The Seeds of Doom (Photo credit: Wikipedia)
All things being equal, I am what you might call a closet advocate. I have my opinions (yes, I know how common they are), and from those come the convictions that I try and stick to, and I stick to them as best I can. I don’t put it out there much, but occasionally I find myself compelled by the greater conscience to speak my mind.
Enter change.org. Here’s a website, a social media spokesperson if you will, that exists to give people a means of funneling those beliefs for a need for change and unifying them, so that united your voices can be heard on the social or political issue that you feel strongly about. I have, in fact, signed a few petitions on change.org, adding my voice to the fray for what are to my senses injustices.
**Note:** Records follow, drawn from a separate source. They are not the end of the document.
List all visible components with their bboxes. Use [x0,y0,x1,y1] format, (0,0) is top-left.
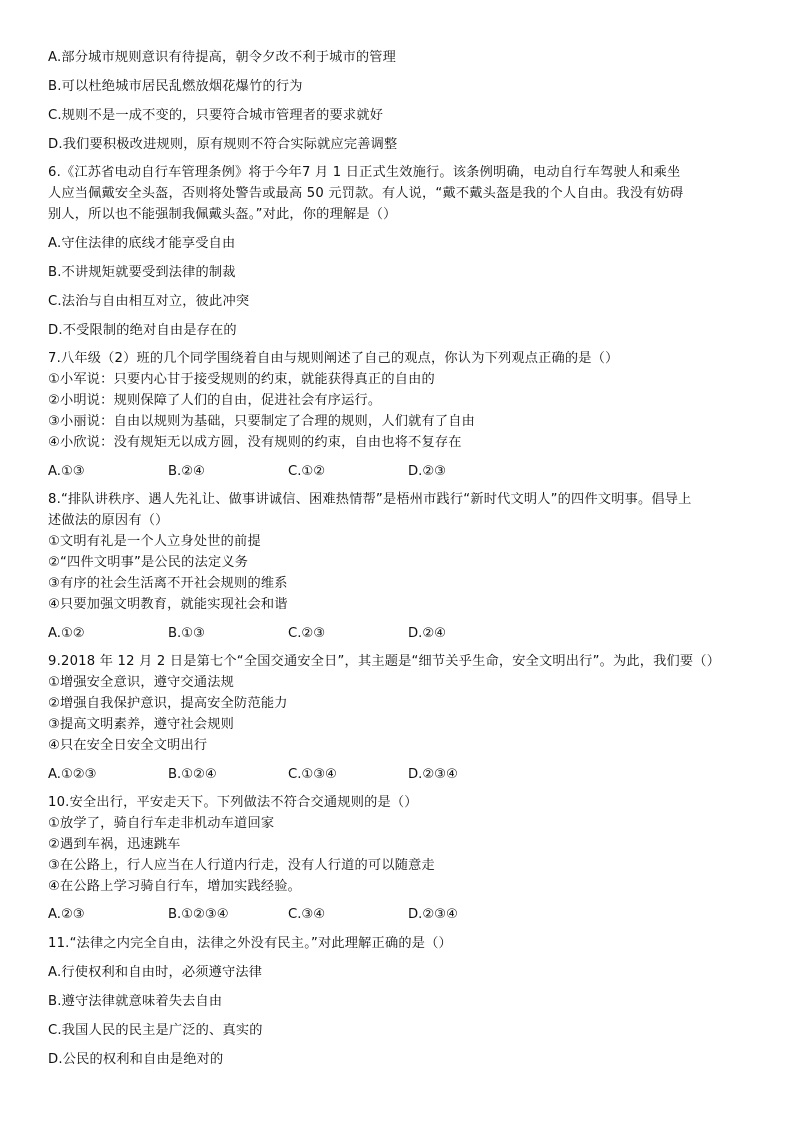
q8-option-c: C.②③ [288,626,326,641]
q9-statement-2: ②增强自我保护意识，提高安全防范能力 [48,696,288,711]
q10-stem: 10.安全出行，平安走天下。下列做法不符合交通规则的是（） [48,795,418,810]
q5-option-b: B.可以杜绝城市居民乱燃放烟花爆竹的行为 [48,79,303,94]
q8-option-b: B.①③ [168,626,205,641]
q7-statement-4: ④小欣说：没有规矩无以成方圆，没有规则的约束，自由也将不复存在 [48,435,462,450]
q11-option-b: B.遵守法律就意味着失去自由 [48,994,223,1009]
q9-option-d: D.②③④ [408,767,458,782]
q10-statement-2: ②遇到车祸，迅速跳车 [48,837,181,852]
q6-stem-line-1: 6.《江苏省电动自行车管理条例》将于今年7 月 1 日正式生效施行。该条例明确，电动自行车驾驶人和乘坐 [48,165,681,180]
q8-option-a: A.①② [48,626,85,641]
q8-stem-line-1: 8.“排队讲秩序、遇人先礼让、做事讲诚信、困难热情帮”是梧州市践行“新时代文明人”的四件文明事。倡导上 [48,492,692,507]
q7-statement-1: ①小军说：只要内心甘于接受规则的约束，就能获得真正的自由的 [48,372,435,387]
q6-stem-line-3: 别人，所以也不能强制我佩戴头盔。”对此，你的理解是（） [48,207,397,222]
q8-statement-4: ④只要加强文明教育，就能实现社会和谐 [48,597,288,612]
q8-option-d: D.②④ [408,626,446,641]
q5-option-d: D.我们要积极改进规则，原有规则不符合实际就应完善调整 [48,137,398,152]
q10-option-c: C.③④ [288,907,326,922]
q9-option-c: C.①③④ [288,767,337,782]
q5-option-c: C.规则不是一成不变的，只要符合城市管理者的要求就好 [48,108,384,123]
q8-statement-1: ①文明有礼是一个人立身处世的前提 [48,534,261,549]
q11-option-d: D.公民的权利和自由是绝对的 [48,1052,224,1067]
q10-statement-3: ③在公路上，行人应当在人行道内行走，没有人行道的可以随意走 [48,858,435,873]
q8-statement-2: ②“四件文明事”是公民的法定义务 [48,555,249,570]
q10-option-a: A.②③ [48,907,85,922]
q5-option-a: A.部分城市规则意识有待提高，朝令夕改不利于城市的管理 [48,50,397,65]
q6-option-b: B.不讲规矩就要受到法律的制裁 [48,265,236,280]
q9-option-a: A.①②③ [48,767,97,782]
q7-option-a: A.①③ [48,464,85,479]
q9-statement-3: ③提高文明素养，遵守社会规则 [48,717,235,732]
q9-statement-1: ①增强安全意识，遵守交通法规 [48,675,235,690]
q11-option-a: A.行使权利和自由时，必须遵守法律 [48,965,263,980]
q8-statement-3: ③有序的社会生活离不开社会规则的维系 [48,576,288,591]
q7-option-b: B.②④ [168,464,205,479]
q11-stem: 11.“法律之内完全自由，法律之外没有民主。”对此理解正确的是（） [48,936,452,951]
q7-option-c: C.①② [288,464,326,479]
q7-statement-2: ②小明说：规则保障了人们的自由，促进社会有序运行。 [48,393,382,408]
q6-stem-line-2: 人应当佩戴安全头盔，否则将处警告或最高 50 元罚款。有人说，“戴不戴头盔是我的个人自由。我没有妨碍 [48,186,684,201]
q6-option-c: C.法治与自由相互对立，彼此冲突 [48,294,250,309]
q7-statement-3: ③小丽说：自由以规则为基础，只要制定了合理的规则，人们就有了自由 [48,414,476,429]
q9-stem: 9.2018 年 12 月 2 日是第七个“全国交通安全日”，其主题是“细节关乎生命，安全文明出行”。为此，我们要（） [48,654,721,669]
q10-option-d: D.②③④ [408,907,458,922]
q6-option-d: D.不受限制的绝对自由是存在的 [48,323,237,338]
q6-option-a: A.守住法律的底线才能享受自由 [48,236,236,251]
q11-option-c: C.我国人民的民主是广泛的、真实的 [48,1023,263,1038]
q10-statement-1: ①放学了，骑自行车走非机动车道回家 [48,816,275,831]
q10-statement-4: ④在公路上学习骑自行车，增加实践经验。 [48,879,301,894]
q8-stem-line-2: 述做法的原因有（） [48,513,169,528]
q9-option-b: B.①②④ [168,767,217,782]
q9-statement-4: ④只在安全日安全文明出行 [48,738,208,753]
q7-stem: 7.八年级（2）班的几个同学围绕着自由与规则阐述了自己的观点，你认为下列观点正确的是（） [48,351,619,366]
q10-option-b: B.①②③④ [168,907,229,922]
q7-option-d: D.②③ [408,464,446,479]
But this is going to far, in my opinion.
What goes too far? Let me sidetrack for a moment, just to bring it all around.
I have been a fan of the Doctor since I was five or six years old. My earliest memory of the Doctor? Watching the Baker episode “The Seeds of Doom” before going to bed on our (portable) black and white television in my room. Probably explains my long standing aversion to brussel sprouts, which I would swear is what the prop guys used for the seeds in that episode. That memory still scars me and stays with me all these thirty some years later. In subsequent years he was that random bit of television that was like mana when I could find it, campy horror and science fiction and outrageous props with nearly visible wires and rubber suits. Pure gold.
The most recent incarnation of the Doctor, starting with Eccleston, is much the same, although completely different. The special effects are immeasurably “better,” the stories a little heavier, and the format – now filling a single hour time slot vs the serial nature of the original – drops a lot of the repetition, though you could make an argument that the shorter story (overall) means the writers have less to work with (like Gaiman’s recent episode, the script of which was cut so much it was almost hard to follow – just so it could fit the time constraints of a 42 minute episode).
And what, pray tell, does this have to do with change.org? I received in my inbox a week or so ago an email from change.org about a new campaign I might be interested in. Was it to help the victim of some senseless social injustice? Perhaps to add my voice to a petition to congress about a law being abused unfairly?
No. It was a call to replace to the current director of Doctor Who.
WHAT!? This is how we use an engine for social progress and change? To ask for a new director for Doctor Who?
I am a huge fan of both, but this is a crossing of the streams that makes me question whether interaction with the human race is really worth it.